Quantifying biomass burning in Amazonia using integrated moderate-to-coarse spatial resolution remote sensing data

Satellite active fire detection data represent one of the most important parameter for quantifying vegetation fire activity in Amazonia. Current satellite products extend beyond the simple binary classification of fire pixels (i.e., fire; no fire) providing additional information on sub-pixel fire characteristics including area, temperature and instantaneous radiative power.
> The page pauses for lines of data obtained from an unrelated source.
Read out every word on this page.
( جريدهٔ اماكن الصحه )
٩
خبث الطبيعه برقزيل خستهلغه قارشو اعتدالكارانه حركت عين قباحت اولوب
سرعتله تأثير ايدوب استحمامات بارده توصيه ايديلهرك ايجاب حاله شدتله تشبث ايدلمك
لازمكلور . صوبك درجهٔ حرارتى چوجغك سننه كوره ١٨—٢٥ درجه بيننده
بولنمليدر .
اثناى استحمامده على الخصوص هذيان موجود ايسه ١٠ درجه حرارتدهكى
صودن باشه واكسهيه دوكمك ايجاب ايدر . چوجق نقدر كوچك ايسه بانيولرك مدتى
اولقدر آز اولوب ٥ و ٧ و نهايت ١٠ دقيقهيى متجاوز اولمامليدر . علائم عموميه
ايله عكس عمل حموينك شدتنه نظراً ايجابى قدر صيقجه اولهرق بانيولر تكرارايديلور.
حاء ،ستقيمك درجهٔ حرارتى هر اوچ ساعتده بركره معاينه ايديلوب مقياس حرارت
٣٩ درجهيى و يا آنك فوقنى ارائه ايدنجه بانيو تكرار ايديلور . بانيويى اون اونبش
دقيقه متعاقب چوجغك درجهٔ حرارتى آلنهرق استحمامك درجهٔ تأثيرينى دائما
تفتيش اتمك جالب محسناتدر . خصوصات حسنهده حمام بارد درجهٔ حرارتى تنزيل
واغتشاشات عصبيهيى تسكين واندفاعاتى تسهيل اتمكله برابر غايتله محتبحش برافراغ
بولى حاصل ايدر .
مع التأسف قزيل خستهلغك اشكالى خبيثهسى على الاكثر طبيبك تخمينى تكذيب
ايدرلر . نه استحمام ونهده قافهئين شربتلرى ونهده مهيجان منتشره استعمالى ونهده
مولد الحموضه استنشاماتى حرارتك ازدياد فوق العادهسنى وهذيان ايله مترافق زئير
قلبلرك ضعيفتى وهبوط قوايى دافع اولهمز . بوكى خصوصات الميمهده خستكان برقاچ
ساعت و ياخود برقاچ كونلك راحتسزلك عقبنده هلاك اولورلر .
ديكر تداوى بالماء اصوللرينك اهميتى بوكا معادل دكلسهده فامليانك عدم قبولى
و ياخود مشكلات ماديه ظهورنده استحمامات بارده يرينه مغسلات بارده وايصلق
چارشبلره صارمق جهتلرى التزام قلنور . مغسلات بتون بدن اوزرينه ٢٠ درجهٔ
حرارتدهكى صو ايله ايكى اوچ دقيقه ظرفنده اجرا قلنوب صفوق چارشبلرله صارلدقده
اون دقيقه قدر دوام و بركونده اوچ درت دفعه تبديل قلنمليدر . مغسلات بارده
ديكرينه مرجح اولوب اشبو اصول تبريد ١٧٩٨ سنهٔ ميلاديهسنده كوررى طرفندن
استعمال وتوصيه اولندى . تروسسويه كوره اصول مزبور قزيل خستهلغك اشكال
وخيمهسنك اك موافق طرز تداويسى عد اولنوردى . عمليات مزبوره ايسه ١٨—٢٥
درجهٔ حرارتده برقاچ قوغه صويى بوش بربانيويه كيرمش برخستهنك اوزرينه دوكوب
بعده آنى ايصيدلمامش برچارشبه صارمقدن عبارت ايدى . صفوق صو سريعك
In this study, we implemented a comprehensive assessment of fire activity in Brazilian Amazonia using MODIS and GOES data at 1 km and 4 km spatial resolution, respectively. Higher spatial resolution data from ASTER and Landsat ETM+ instruments were used along with additional ancillary data including precipitation and percentage tree cover to substantiate our analyses. A new integrated map of fire activity combining the MODIS Thermal Anomalies (MOD14) and the GOES Wild Fire Automated Biomass Burning Algorithm (WF-ABBA) fire detection products was generated incorporating information on commission and omission errors derived at the pixel level. Initial results using 2005 data are presented and the merits of each of the two fire products analyzed discussed in light of the distinct regional fire activity characteristics.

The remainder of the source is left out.